Les neuf responsables indépendantistes catalans – dont Jordi Cuixart, que Mediapart avait rencontré en prison – ont été condamnés en octobre 2019 à des peines de prison allant de 9 à 13 ans, pour avoir participé à l’organisation du référendum sur l’indépendance du 1er octobre 2017, une consultation déclarée illégale par Madrid. Au sein du PSOE, le parti de Sánchez, la question reste très sensible. Plusieurs barons régionaux, mais aussi l’ancien premier ministre Felipe González (« Dans ces conditions, je ne le ferais pas »), ont pris leurs distances avec Sánchez, inquiets des effets de cette décision sur le vote d’extrême droite.

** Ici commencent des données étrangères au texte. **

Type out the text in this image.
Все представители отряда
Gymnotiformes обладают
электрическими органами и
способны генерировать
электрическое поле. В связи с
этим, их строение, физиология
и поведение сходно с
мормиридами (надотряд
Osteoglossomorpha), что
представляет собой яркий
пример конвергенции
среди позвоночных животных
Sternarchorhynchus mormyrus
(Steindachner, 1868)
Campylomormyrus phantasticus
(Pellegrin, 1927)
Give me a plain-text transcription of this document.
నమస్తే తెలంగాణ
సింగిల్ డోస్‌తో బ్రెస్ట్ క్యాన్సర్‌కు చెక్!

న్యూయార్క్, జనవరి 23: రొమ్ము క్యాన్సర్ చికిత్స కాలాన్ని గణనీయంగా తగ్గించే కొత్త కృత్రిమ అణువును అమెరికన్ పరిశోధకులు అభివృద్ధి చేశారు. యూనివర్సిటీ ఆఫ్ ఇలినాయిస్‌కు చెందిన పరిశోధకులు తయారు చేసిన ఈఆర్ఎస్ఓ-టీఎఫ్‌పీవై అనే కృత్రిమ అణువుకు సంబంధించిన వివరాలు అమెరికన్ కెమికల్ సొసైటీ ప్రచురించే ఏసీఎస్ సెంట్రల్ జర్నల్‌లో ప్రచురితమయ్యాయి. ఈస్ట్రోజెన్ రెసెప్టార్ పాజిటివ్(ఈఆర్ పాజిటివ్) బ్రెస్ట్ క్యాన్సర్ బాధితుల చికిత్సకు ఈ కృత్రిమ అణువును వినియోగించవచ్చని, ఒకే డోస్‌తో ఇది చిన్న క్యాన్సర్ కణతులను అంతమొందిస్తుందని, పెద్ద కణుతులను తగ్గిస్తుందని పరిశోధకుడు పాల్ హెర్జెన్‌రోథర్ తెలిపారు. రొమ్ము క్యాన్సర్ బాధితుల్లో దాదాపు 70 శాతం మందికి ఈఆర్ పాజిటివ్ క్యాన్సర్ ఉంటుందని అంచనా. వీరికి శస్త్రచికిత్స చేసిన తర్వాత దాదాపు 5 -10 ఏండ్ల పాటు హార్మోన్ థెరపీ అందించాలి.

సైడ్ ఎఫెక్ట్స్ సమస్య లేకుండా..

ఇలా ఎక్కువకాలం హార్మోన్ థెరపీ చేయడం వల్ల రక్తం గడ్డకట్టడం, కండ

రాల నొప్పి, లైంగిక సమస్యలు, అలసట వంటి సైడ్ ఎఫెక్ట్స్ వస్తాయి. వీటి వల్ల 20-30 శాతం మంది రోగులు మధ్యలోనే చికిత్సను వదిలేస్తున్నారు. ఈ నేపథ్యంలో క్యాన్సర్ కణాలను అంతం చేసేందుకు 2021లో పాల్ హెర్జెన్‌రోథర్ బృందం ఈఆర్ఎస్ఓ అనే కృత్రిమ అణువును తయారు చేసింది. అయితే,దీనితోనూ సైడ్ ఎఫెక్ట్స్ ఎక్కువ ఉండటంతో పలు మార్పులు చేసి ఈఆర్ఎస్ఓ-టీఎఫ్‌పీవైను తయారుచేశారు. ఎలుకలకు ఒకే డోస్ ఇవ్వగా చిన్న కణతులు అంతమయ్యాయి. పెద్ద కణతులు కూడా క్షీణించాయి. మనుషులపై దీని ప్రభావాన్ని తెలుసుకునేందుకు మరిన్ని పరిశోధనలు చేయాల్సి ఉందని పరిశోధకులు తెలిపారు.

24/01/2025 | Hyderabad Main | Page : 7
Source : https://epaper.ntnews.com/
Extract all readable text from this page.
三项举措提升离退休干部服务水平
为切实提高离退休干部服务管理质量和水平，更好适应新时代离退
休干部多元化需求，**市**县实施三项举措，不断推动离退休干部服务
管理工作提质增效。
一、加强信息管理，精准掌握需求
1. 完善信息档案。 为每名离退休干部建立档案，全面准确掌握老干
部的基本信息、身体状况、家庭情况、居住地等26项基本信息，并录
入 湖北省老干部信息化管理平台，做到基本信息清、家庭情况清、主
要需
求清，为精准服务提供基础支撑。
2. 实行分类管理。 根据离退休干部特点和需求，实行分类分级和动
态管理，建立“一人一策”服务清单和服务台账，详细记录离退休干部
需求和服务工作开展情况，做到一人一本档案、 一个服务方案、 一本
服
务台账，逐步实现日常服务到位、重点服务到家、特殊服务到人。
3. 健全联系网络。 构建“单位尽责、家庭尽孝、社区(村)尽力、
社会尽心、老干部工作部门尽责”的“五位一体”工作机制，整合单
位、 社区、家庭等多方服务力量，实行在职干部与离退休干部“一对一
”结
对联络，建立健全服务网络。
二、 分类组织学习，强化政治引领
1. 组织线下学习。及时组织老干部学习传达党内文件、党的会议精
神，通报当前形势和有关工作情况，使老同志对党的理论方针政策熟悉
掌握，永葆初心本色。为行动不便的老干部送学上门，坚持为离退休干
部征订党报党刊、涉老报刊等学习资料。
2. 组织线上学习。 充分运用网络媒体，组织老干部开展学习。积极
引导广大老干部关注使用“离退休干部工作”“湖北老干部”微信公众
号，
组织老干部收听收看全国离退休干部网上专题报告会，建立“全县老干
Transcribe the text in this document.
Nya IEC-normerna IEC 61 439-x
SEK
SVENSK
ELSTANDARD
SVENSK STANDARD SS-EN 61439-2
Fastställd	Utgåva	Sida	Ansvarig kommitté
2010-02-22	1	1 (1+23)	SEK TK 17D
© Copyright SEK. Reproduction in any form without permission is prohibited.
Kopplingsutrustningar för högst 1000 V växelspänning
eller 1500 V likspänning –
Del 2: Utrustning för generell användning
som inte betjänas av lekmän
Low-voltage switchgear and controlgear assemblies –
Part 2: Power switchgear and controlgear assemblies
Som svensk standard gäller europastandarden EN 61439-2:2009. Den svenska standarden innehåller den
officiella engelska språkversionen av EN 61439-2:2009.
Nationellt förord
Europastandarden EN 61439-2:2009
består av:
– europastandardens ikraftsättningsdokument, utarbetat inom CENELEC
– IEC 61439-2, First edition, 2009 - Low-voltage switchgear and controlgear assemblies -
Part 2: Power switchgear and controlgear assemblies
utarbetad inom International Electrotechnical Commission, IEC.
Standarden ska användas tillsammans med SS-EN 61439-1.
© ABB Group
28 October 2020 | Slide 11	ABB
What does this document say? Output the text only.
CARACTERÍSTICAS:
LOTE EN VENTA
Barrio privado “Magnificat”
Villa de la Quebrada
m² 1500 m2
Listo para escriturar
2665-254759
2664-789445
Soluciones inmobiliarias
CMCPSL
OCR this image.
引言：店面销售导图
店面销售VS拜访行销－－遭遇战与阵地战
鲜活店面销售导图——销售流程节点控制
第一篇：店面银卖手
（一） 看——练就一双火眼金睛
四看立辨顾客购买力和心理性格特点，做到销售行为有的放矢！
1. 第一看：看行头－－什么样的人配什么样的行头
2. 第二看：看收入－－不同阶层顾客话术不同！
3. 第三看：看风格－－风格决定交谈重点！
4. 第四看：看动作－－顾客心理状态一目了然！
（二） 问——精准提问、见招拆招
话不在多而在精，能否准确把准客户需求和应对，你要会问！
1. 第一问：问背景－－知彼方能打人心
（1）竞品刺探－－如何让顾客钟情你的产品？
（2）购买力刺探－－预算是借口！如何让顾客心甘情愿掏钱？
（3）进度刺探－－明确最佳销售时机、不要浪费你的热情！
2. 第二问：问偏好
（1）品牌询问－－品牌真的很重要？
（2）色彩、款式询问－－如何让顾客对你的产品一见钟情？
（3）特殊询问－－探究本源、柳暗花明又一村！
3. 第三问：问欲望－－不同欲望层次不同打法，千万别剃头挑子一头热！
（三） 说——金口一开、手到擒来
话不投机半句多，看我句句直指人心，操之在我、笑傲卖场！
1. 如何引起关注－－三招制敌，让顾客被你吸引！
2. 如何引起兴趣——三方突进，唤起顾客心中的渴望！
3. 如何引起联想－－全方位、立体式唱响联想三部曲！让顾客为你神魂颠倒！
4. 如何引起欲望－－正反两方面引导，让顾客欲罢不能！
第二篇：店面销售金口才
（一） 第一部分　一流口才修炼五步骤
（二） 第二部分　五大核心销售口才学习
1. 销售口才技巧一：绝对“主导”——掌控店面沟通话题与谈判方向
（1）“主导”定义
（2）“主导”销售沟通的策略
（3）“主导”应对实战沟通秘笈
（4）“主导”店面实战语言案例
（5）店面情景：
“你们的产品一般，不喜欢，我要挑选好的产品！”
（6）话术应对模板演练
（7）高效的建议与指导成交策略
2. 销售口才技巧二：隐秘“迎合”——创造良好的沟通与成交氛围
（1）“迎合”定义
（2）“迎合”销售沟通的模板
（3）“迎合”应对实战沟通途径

Alors que la détention des dirigeants indépendantistes indigne de nombreux observateurs en Europe, et que l’Espagne se trouve parfois comparée à des régimes autoritaires comme la Hongrie, Sánchez peut tout de même compter sur quelques soutiens de poids. Le patron du pays basque espagnol, Iñigo Urkullu (PNV, droite indépendantiste), ou encore la maire de Barcelone Ada Colau (étiquetée « équidistante » entre partisans de l’indépendance et ceux de l’unité de l’Espagne) ont applaudi. Tout comme José Luis Rodríguez Zapatero. « La démocratie doit prendre l’initiative. Que souhaitons-nous ? Revenir à la situation de 2017 ? », a fait valoir l’ancien chef de gouvernement, qui rappelle les critiques qu’il avait essuyées lors des négociations avec le groupe armé basque de l’ETA en vue d’un cessez-le-feu.

Les annonces de Sánchez sont attendues alors qu’un gouvernement indépendantiste vient de voir le jour en Catalogne, plus de trois mois après les régionales. Ce scrutin avait été marqué par une victoire nette du parti socialiste, mais les formations indépendantistes restaient, au total, majoritaires en sièges. Dans son discours d’investiture, le nouveau président de la Generalitat, Pere Aragonès (vidéo ci-dessous), s’est engagé non seulement à rendre « inévitable » la tenue d’un référendum pacté avec Madrid sur l’indépendance, mais aussi à obtenir l’« amnistie » pour les prisonniers.

Discours d’investiture de Pere Aragonès, 26 mai 2021.

L’amnistie réclamée par Barcelone diffère de la grâce, puisqu’elle reviendrait à annuler, rétrospectivement, les délits reprochés aux détenus – une option fermement exclue par le gouvernement espagnol, qui préfère un simple aménagement des peines. Une amnistie profiterait aussi aux dirigeants indépendantistes exilés ailleurs en Europe, dontCarles Puigdemont, réfugié à Bruxelles depuis fin 2017, lequel pourrait alors envisager un retour sur ses terres.

Quoi qu’il en soit, la décision imminente de Sánchez devrait relancer les discussions politiques entre Madrid et Barcelone. Le premier ministre avait déjà tenté cette stratégie dès son arrivée au pouvoir en 2018, mais la mise en scène d’un rapprochement, très médiatisée, n’avait pas débouché sur de véritables résultats concrets. Sauf que la situation, à Barcelone, a changé depuis : ce n’est plus le parti de Puigdemont (droite indépendantiste), au discours plus radical sur la désobéissance vis-à-vis de Madrid, qui détient la présidence de la région, mais un représentant d’ERC (gauche républicaine indépendantiste), en théorie plus ouvert aux compromis. C’est tout le pari de Sánchez, d’ici sa fin de mandat.